Far from traditional in every sense, the two-story dining concept — which features stained glass windows by Houston street artist Gonzo 247 — will rotate every year for five years; by fall it will become Romance Languages and feature Western European fare. The art, including the windows, and Matthew Tabor art deco pieces, will also rotate.

Thoughtful nuances like candles in glass jars brought out to each table seem to be nothing more than tchotchkes, but at closer glance turn out to little lanterns fueled by rendered down Wagyu beef fat accompanied with house-made sourdough. A bright idea — and edible! The single-page menu is equal parts simple and impressive.

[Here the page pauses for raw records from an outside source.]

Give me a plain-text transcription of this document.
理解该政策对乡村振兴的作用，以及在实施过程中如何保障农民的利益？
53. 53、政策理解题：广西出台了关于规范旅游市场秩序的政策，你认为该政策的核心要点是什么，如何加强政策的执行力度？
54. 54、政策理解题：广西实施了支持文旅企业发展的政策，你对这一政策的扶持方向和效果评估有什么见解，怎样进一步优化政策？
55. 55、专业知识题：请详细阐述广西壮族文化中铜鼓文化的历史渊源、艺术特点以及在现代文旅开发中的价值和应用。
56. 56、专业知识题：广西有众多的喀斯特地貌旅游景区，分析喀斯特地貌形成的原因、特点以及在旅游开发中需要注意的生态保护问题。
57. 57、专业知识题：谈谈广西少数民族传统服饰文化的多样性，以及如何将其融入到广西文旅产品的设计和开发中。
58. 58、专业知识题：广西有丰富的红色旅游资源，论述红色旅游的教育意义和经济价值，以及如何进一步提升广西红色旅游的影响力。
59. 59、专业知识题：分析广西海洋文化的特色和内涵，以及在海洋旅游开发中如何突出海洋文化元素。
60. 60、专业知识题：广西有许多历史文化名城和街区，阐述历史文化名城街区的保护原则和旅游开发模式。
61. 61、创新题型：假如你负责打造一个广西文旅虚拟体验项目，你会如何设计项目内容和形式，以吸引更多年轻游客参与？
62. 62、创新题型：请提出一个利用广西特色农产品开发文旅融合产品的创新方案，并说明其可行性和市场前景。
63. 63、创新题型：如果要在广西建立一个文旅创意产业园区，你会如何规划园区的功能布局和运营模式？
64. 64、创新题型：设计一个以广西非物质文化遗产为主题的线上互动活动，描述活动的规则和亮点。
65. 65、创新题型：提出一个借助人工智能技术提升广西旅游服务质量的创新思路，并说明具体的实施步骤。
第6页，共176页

The grilled bacon sausage, served over crispy hash browns with crème fraiche, is made in house, while the steaks, sourced from local purveyors 44 Farms and Marble Ranch, are cooked in cast-iron, and are best paired with sides like the twice-baked potatoes or “lamburger helper” — Shepherd’s grownup take on hamburger helper.

Shepherd’s eclectic tastes span beyond the menu to the vast dining space, which has welcomed the addition of a cocktail bar and raw bar, where your attention will likely be drawn to the baby-blue velvet framed picture of Mr. Spock. Why? “Why not!” exclaim the bar staff, who say it’s supposed to spur conversation.

And because Chris Shepherd wants it there.